Necip Hablemitoğlu cinayeti zanlısı Gökhan Bozkır'dan olay açıklamalar
Abone olNecip Hablemitoğlu’nun katil zanlısı olarak aranan Özel Kuvvetler Komutanlığı’ndan ihraç edilmiş eski yüzbaşı Nuri Gökhan Bozkır, "Kendi görüşüme yakın birini neden öldüreyim" mesajı vererek "Ben katil değilim" iddiasında bulundu.
18 Aralık 2002'de uğradığı silahlı saldırı sonucu öldürülen Ankara Üniversitesi Öğretim Üyesi Doç. Dr. Necip Hablemitoğlu’nun katil zanlısı olarak aranan eski yüzbaşı Nuri Gökhan Bozkır, iltica başvurusunda bulunduğu Ukrayna'da konuya ilişkin çarpıcı açıklamalar yaptı.
"Hablemitoğlu’nu siz mi öldürdünüz?"
Nuri Gökhan Bozkır, Hürriyet muhabiri Toygun Atilla'nın "Necip Hablemitoğlu’nu siz mi öldürdünüz? Neden bu cinayeti işlediniz?" sorusuna, "Ben katil değilim. Necip Hablemitoğlu’nu öldürmedim" yanıtını verdi.
"Hablemitoğlu siyasi görüş olarak bana yakın bir isim"
Hablemitoğlu’nu hayatının hiçbir döneminde görmediğini, yüz yüze gelmediklerini, kendisini kitaplarından ve o dönemin TV programlarından tanıdığını öne süren Bozkır, Hablemitoğlu’nun siyasi görüş olarak kendisine yakın bir isim olduğunu söyledi.
Toygun Atilla, katil zanlısı Bozkır'ın ısrarla “Kendi görüşüme yakın birini neden öldüreyim” mesajı vermeye çalıştığını aktardı.
Cep telefonu Hablemitoğlu öldürüldüğü sırada evinin önünde sinyal verdi.

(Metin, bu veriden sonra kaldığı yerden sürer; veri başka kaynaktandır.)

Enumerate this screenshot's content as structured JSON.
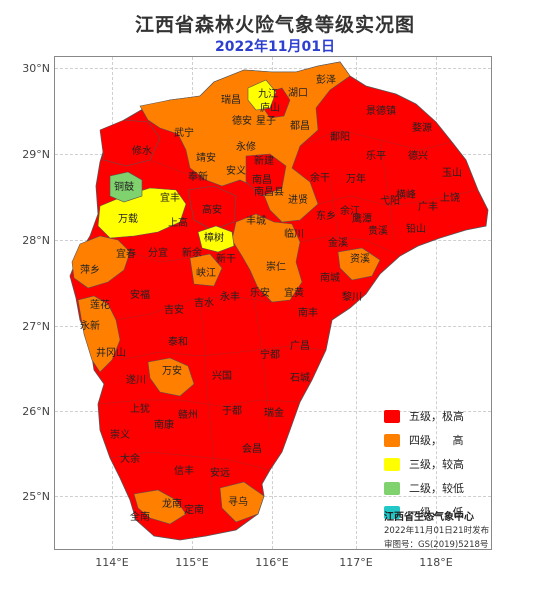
{
  "title": "江西省森林火险气象等级实况图",
  "date": "2022年11月01日",
  "axes": {
    "lat_labels": [
      "30°N",
      "29°N",
      "28°N",
      "27°N",
      "26°N",
      "25°N"
    ],
    "lon_labels": [
      "114°E",
      "115°E",
      "116°E",
      "117°E",
      "118°E"
    ]
  },
  "legend": [
    {
      "label": "五级，极高",
      "color": "#ff0000"
    },
    {
      "label": "四级，   高",
      "color": "#ff8000"
    },
    {
      "label": "三级，较高",
      "color": "#ffff00"
    },
    {
      "label": "二级，较低",
      "color": "#80d26e"
    },
    {
      "label": "一级，   低",
      "color": "#22c8c8"
    }
  ],
  "agency": "江西省生态气象中心",
  "issued": "2022年11月01日21时发布",
  "map_no": "审图号：GS(2019)5218号",
  "counties": [
    {
      "name": "彭泽",
      "level": "四级"
    },
    {
      "name": "九江",
      "level": "三级"
    },
    {
      "name": "湖口",
      "level": "四级"
    },
    {
      "name": "瑞昌",
      "level": "四级"
    },
    {
      "name": "庐山",
      "level": "三级"
    },
    {
      "name": "德安",
      "level": "四级"
    },
    {
      "name": "星子",
      "level": "四级"
    },
    {
      "name": "都昌",
      "level": "四级"
    },
    {
      "name": "景德镇",
      "level": "五级"
    },
    {
      "name": "婺源",
      "level": "五级"
    },
    {
      "name": "武宁",
      "level": "四级"
    },
    {
      "name": "修水",
      "level": "五级"
    },
    {
      "name": "永修",
      "level": "四级"
    },
    {
      "name": "鄱阳",
      "level": "五级"
    },
    {
      "name": "靖安",
      "level": "四级"
    },
    {
      "name": "新建",
      "level": "四级"
    },
    {
      "name": "乐平",
      "level": "五级"
    },
    {
      "name": "德兴",
      "level": "五级"
    },
    {
      "name": "玉山",
      "level": "五级"
    },
    {
      "name": "安义",
      "level": "四级"
    },
    {
      "name": "奉新",
      "level": "四级"
    },
    {
      "name": "南昌",
      "level": "五级"
    },
    {
      "name": "余干",
      "level": "五级"
    },
    {
      "name": "万年",
      "level": "五级"
    },
    {
      "name": "铜鼓",
      "level": "二级"
    },
    {
      "name": "宜丰",
      "level": "三级"
    },
    {
      "name": "南昌县",
      "level": "四级"
    },
    {
      "name": "横峰",
      "level": "五级"
    },
    {
      "name": "上饶",
      "level": "五级"
    },
    {
      "name": "弋阳",
      "level": "五级"
    },
    {
      "name": "进贤",
      "level": "四级"
    },
    {
      "name": "万载",
      "level": "三级"
    },
    {
      "name": "高安",
      "level": "五级"
    },
    {
      "name": "广丰",
      "level": "五级"
    },
    {
      "name": "丰城",
      "level": "五级"
    },
    {
      "name": "余江",
      "level": "五级"
    },
    {
      "name": "鹰潭",
      "level": "五级"
    },
    {
      "name": "东乡",
      "level": "五级"
    },
    {
      "name": "上高",
      "level": "五级"
    },
    {
      "name": "贵溪",
      "level": "五级"
    },
    {
      "name": "铅山",
      "level": "五级"
    },
    {
      "name": "樟树",
      "level": "三级"
    },
    {
      "name": "临川",
      "level": "四级"
    },
    {
      "name": "金溪",
      "level": "五级"
    },
    {
      "name": "宜春",
      "level": "四级"
    },
    {
      "name": "分宜",
      "level": "五级"
    },
    {
      "name": "新余",
      "level": "五级"
    },
    {
      "name": "新干",
      "level": "五级"
    },
    {
      "name": "资溪",
      "level": "四级"
    },
    {
      "name": "萍乡",
      "level": "四级"
    },
    {
      "name": "峡江",
      "level": "四级"
    },
    {
      "name": "崇仁",
      "level": "四级"
    },
    {
      "name": "南城",
      "level": "五级"
    },
    {
      "name": "安福",
      "level": "五级"
    },
    {
      "name": "宜黄",
      "level": "四级"
    },
    {
      "name": "黎川",
      "level": "五级"
    },
    {
      "name": "莲花",
      "level": "四级"
    },
    {
      "name": "吉水",
      "level": "五级"
    },
    {
      "name": "永丰",
      "level": "五级"
    },
    {
      "name": "乐安",
      "level": "五级"
    },
    {
      "name": "吉安",
      "level": "五级"
    },
    {
      "name": "南丰",
      "level": "五级"
    },
    {
      "name": "永新",
      "level": "四级"
    },
    {
      "name": "泰和",
      "level": "五级"
    },
    {
      "name": "广昌",
      "level": "五级"
    },
    {
      "name": "井冈山",
      "level": "四级"
    },
    {
      "name": "宁都",
      "level": "五级"
    },
    {
      "name": "万安",
      "level": "四级"
    },
    {
      "name": "兴国",
      "level": "五级"
    },
    {
      "name": "石城",
      "level": "五级"
    },
    {
      "name": "遂川",
      "level": "五级"
    },
    {
      "name": "上犹",
      "level": "五级"
    },
    {
      "name": "赣州",
      "level": "五级"
    },
    {
      "name": "于都",
      "level": "五级"
    },
    {
      "name": "瑞金",
      "level": "五级"
    },
    {
      "name": "南康",
      "level": "五级"
    },
    {
      "name": "崇义",
      "level": "五级"
    },
    {
      "name": "会昌",
      "level": "五级"
    },
    {
      "name": "大余",
      "level": "五级"
    },
    {
      "name": "信丰",
      "level": "五级"
    },
    {
      "name": "安远",
      "level": "五级"
    },
    {
      "name": "龙南",
      "level": "四级"
    },
    {
      "name": "定南",
      "level": "五级"
    },
    {
      "name": "寻乌",
      "level": "四级"
    },
    {
      "name": "全南",
      "level": "五级"
    }
  ]
}
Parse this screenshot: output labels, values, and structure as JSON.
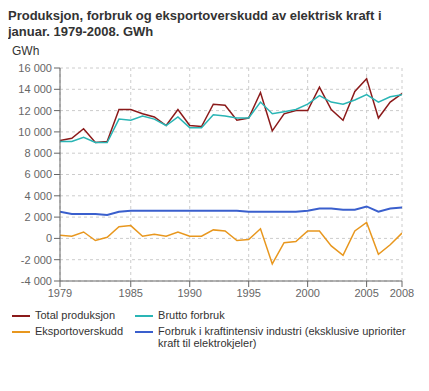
{
  "chart_data": {
    "type": "line",
    "title": "Produksjon, forbruk og eksportoverskudd av elektrisk kraft i\njanuar. 1979-2008. GWh",
    "y_label": "GWh",
    "x": [
      1979,
      1980,
      1981,
      1982,
      1983,
      1984,
      1985,
      1986,
      1987,
      1988,
      1989,
      1990,
      1991,
      1992,
      1993,
      1994,
      1995,
      1996,
      1997,
      1998,
      1999,
      2000,
      2001,
      2002,
      2003,
      2004,
      2005,
      2006,
      2007,
      2008
    ],
    "series": [
      {
        "name": "Total produksjon",
        "color": "#8b1a1a",
        "values": [
          9200,
          9400,
          10300,
          9000,
          9100,
          12100,
          12100,
          11700,
          11400,
          10600,
          12100,
          10600,
          10500,
          12600,
          12500,
          11100,
          11300,
          13700,
          10100,
          11700,
          12000,
          12000,
          14200,
          12100,
          11100,
          13800,
          15000,
          11300,
          12800,
          13600
        ]
      },
      {
        "name": "Brutto forbruk",
        "color": "#2ab5b5",
        "values": [
          9100,
          9100,
          9500,
          9000,
          9000,
          11200,
          11100,
          11500,
          11200,
          10600,
          11400,
          10400,
          10400,
          11600,
          11500,
          11300,
          11300,
          12800,
          11700,
          11900,
          12100,
          12600,
          13400,
          12800,
          12600,
          13000,
          13500,
          12800,
          13300,
          13500
        ]
      },
      {
        "name": "Eksportoverskudd",
        "color": "#e8971e",
        "values": [
          300,
          200,
          600,
          -200,
          100,
          1100,
          1200,
          200,
          400,
          200,
          600,
          200,
          200,
          800,
          700,
          -200,
          -100,
          900,
          -2400,
          -400,
          -300,
          700,
          700,
          -700,
          -1600,
          700,
          1500,
          -1500,
          -600,
          500
        ]
      },
      {
        "name": "Forbruk i kraftintensiv industri (eksklusive uprioriter kraft til elektrokjeler)",
        "color": "#3a5fcd",
        "values": [
          2500,
          2300,
          2300,
          2300,
          2200,
          2500,
          2600,
          2600,
          2600,
          2600,
          2600,
          2600,
          2600,
          2600,
          2600,
          2600,
          2500,
          2500,
          2500,
          2500,
          2500,
          2600,
          2800,
          2800,
          2700,
          2700,
          3000,
          2500,
          2800,
          2900
        ]
      }
    ],
    "xlim": [
      1979,
      2008
    ],
    "xticks": [
      1979,
      1985,
      1990,
      1995,
      2000,
      2005,
      2008
    ],
    "ylim": [
      -4000,
      16000
    ],
    "yticks": [
      {
        "value": -4000,
        "label": "-4 000"
      },
      {
        "value": -2000,
        "label": "-2 000"
      },
      0,
      {
        "value": 2000,
        "label": "2 000"
      },
      {
        "value": 4000,
        "label": "4 000"
      },
      {
        "value": 6000,
        "label": "6 000"
      },
      {
        "value": 8000,
        "label": "8 000"
      },
      {
        "value": 10000,
        "label": "10 000"
      },
      {
        "value": 12000,
        "label": "12 000"
      },
      {
        "value": 14000,
        "label": "14 000"
      },
      {
        "value": 16000,
        "label": "16 000"
      }
    ],
    "grid": true,
    "legend": "bottom"
  }
}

"1 kilometre mesafe vardı"
Toygun Atilla, konuşulanları şöyle aktardı: Çıkan haberlere göre Hablemitoğlu cinayetini araştıran ekip en önemli ipucuna o dönemin baz istasyonu kayıtlarından ulaşmıştı. Bozkır’a, cep telefonunun Hablemitoğlu öldürüldüğü sırada evinin önünde, sonrasında da Mogan Gölü civarında sinyal verdiğini hatırlattım ve “Neden” diye sordum. Nuri Gökhan Bozkır, cinayet tarihinde Ankara Çankaya’daki Oyak Sitesi’nde oturduğunu, iş yerinin ise Ankara Gölbaşı’nda olduğunu söyledi. Hablemitoğlu ile evinin arasında 1 kilometre mesafe vardı. Kendisine göre cep telefonunun aynı bölgede sinyal vermesi son derece doğaldı.
"Ağlamaya başladı..."
“Madem suçlu değilsiniz, neden iltica etmek istiyorsunuz, gelip Türk mahkemesinde yargılanmıyorsunuz” diye kendisine sorduğumda ağlamaya başladı. Büyük bir iftiraya uğradığını, bu komplo çözülene kadar Türkiye’de olmasının hem kendisi hem de ailesi için hayati tehlike içerdiğini anlattı.